The reason for this change is that I had reached the point where I had
one remaining linker error.  I found that hs_GLUT_getProcAddress is a
stub that calls the real glutGetProcAddress, and I figured out that
this call to the real glutGetProcAddress was refusing to link.  I made
the determination that (1) the stub is there to fix a broken
glutGetProcAddress, and (2) mine isn't broken.  Therefore, instead of
trying to find the cause of the linker error, I decided to avoid the
error entirely by removing the stub and calling directly to the real
thing.

 >> {...]
 >>   11. In GHC's directory, there is a file named "package.conf".  This
 >>       file contains one extremely long line.  You need to find an
 >>       editor that will let you insert some text into this line without
 >>       introducing any line breaks.  Emacs can do this.
 >>
 >>       You need to locate the text << pkgName = "GLUT" >> and then you
 >>       need to locate << hsLibraries = ["HSGLUT-2.1.1"] >> to the right
 >>       of there.  The very next thing to the right of "hsLibraries"
 >>       should be << extraLibraries = [] >>.  You need to change it to
 >>       << extraLibraries = ["freeglut"] >>.
 >
 > This is unnecessary if you install the freeglut DLL correctly. What 
is the
 > output of "ghc-pkg describe GLUT" before this modification?
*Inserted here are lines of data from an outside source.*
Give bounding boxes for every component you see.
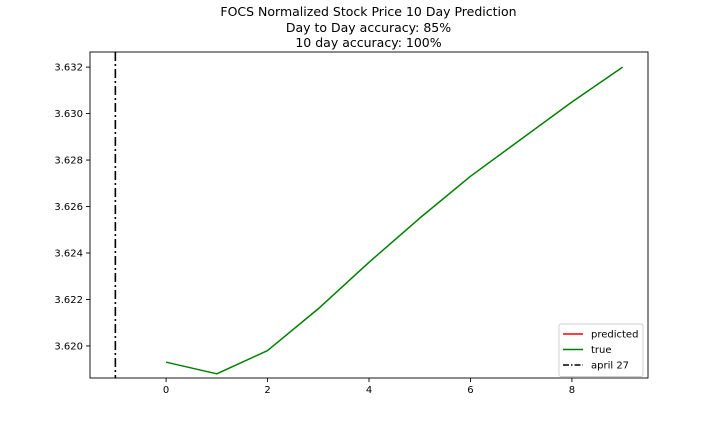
x-tick-label: 4: [366, 385, 372, 396]
chart-title-block: FOCS Normalized Stock Price 10 Day Predi…: [0, 4, 720, 51]
y-tick-label: 3.626: [54, 202, 83, 213]
y-tick-label: 3.622: [54, 295, 83, 306]
legend: predicted true april 27: [558, 323, 644, 377]
chart-subtitle-line-2: 10 day accuracy: 100%: [295, 35, 442, 50]
legend-box: [558, 323, 644, 377]
y-tick-label: 3.624: [54, 248, 83, 259]
y-tick-label: 3.620: [54, 341, 83, 352]
plot-area: [114, 52, 624, 378]
y-tick-label: 3.632: [54, 63, 83, 74]
y-tick-label: 3.630: [54, 109, 83, 120]
series-line-1: [165, 66, 624, 375]
x-tick-label: 6: [467, 385, 473, 396]
legend-label-2: april 27: [591, 361, 629, 372]
x-tick-label: 0: [163, 385, 169, 396]
x-tick-label: 2: [264, 385, 270, 396]
chart-title: FOCS Normalized Stock Price 10 Day Predi…: [220, 4, 517, 19]
chart-subtitle-line-1: Day to Day accuracy: 85%: [285, 19, 452, 35]
axes: 0 2 4 6 8 3.620 3.622 3.624 3.626 3.628 3.630 3.632: [54, 51, 649, 396]
legend-label-1: true: [591, 345, 612, 356]
legend-label-0: predicted: [591, 330, 638, 341]
y-tick-label: 3.628: [54, 156, 83, 167]
x-tick-label: 8: [569, 385, 575, 396]
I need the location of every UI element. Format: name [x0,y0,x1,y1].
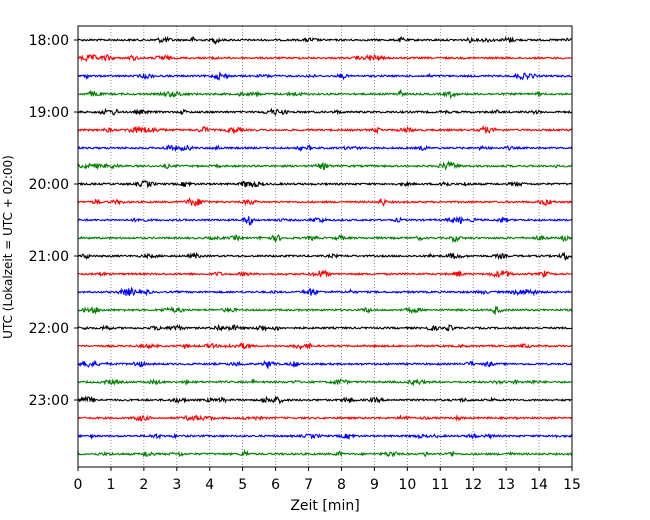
x-tick-label: 9 [370,477,379,493]
x-tick-label: 12 [464,477,482,493]
trace-2345 [77,448,573,458]
trace-1930 [77,144,573,153]
x-tick-label: 15 [563,477,581,493]
trace-1945 [77,160,573,171]
trace-2030 [77,215,573,226]
trace-2230 [77,359,573,369]
x-tick-label: 14 [530,477,548,493]
plot-frame [77,25,573,468]
y-tick-label: 21:00 [29,249,69,265]
trace-1830 [77,71,573,82]
trace-1800 [77,35,573,45]
trace-2330 [77,432,573,441]
x-tick-label: 11 [431,477,449,493]
axis-ticks: 0 1 2 3 4 5 6 7 8 9 10 11 12 13 14 1518:0019:0020:0021:… [29,33,581,493]
trace-2100 [77,251,573,261]
x-tick-label: 13 [497,477,515,493]
trace-2200 [77,323,573,333]
x-tick-label: 6 [271,477,280,493]
trace-lines [77,35,573,458]
x-tick-label: 3 [172,477,181,493]
trace-1845 [77,89,573,100]
trace-2015 [77,197,573,208]
trace-2000 [77,180,573,189]
x-tick-label: 10 [398,477,416,493]
x-tick-label: 7 [304,477,313,493]
trace-2130 [77,286,573,297]
trace-1815 [77,53,573,62]
y-tick-label: 20:00 [29,177,69,193]
trace-2315 [77,414,573,422]
y-axis-label: UTC (Lokalzeit = UTC + 02:00) [1,155,15,339]
trace-2045 [77,233,573,244]
x-tick-label: 0 [74,477,83,493]
trace-2245 [77,378,573,387]
y-tick-label: 23:00 [29,393,69,409]
y-tick-label: 19:00 [29,105,69,121]
trace-2145 [77,305,573,315]
trace-2215 [77,342,573,351]
x-tick-label: 2 [139,477,148,493]
y-tick-label: 18:00 [29,33,69,49]
trace-2115 [77,269,573,279]
trace-1915 [77,124,573,135]
x-tick-label: 8 [337,477,346,493]
x-axis-label: Zeit [min] [290,498,359,514]
x-tick-label: 1 [106,477,115,493]
y-tick-label: 22:00 [29,321,69,337]
trace-1900 [77,107,573,116]
x-tick-label: 5 [238,477,247,493]
trace-2300 [77,395,573,405]
x-tick-label: 4 [205,477,214,493]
By this time, I have bypassed the correct installation of freeglut.

 >>   13. If you want to /compile/ with GHCi, then you'll need to copy the
 >>       freeglut.dll file into the same directory as your newly-compiled
 >>       program.exe file.  I haven't tried static linking yet; that
 >>       would require recompiling freeglut as a static library instead
 >>       of a DLL.
 >
 > The "traditional" way is to put the DLL as "glut32.dll" into your
 > WINDOWS/system32, just next to opengl32.dll. :-P I don't know what the
 > Vista-approved way of doing this is, and probably the freeglut 
project needs
 > an installer. Any volunteers?

The issue here is DLL Hell.  I now have two versions of the freeglut
DLL.  One of them came from MSVC and the other came from my hacking.
Neither version can be substituted for the other.  Putting the DLL
file into the same directory as the EXE file appears to guarantee that
the EXE picks it up.  Static linking would avoid the problem entirely.

I just wish GHCi would link with the MSVC version of the freeglut DLL.

What I really wish for, are pre-compiled versions of each piece that
work together and a fully automated installer that select all the
right versions of everything and put all the right pieces in all the
right places.

The best part of all is this: I went through so much trouble trying to
get freeglut, Haskell-GLUT, and GHCi to play together and run some
examples, that once I finally got it working, I ended up deciding
/not/ to look at graphics programming for a while.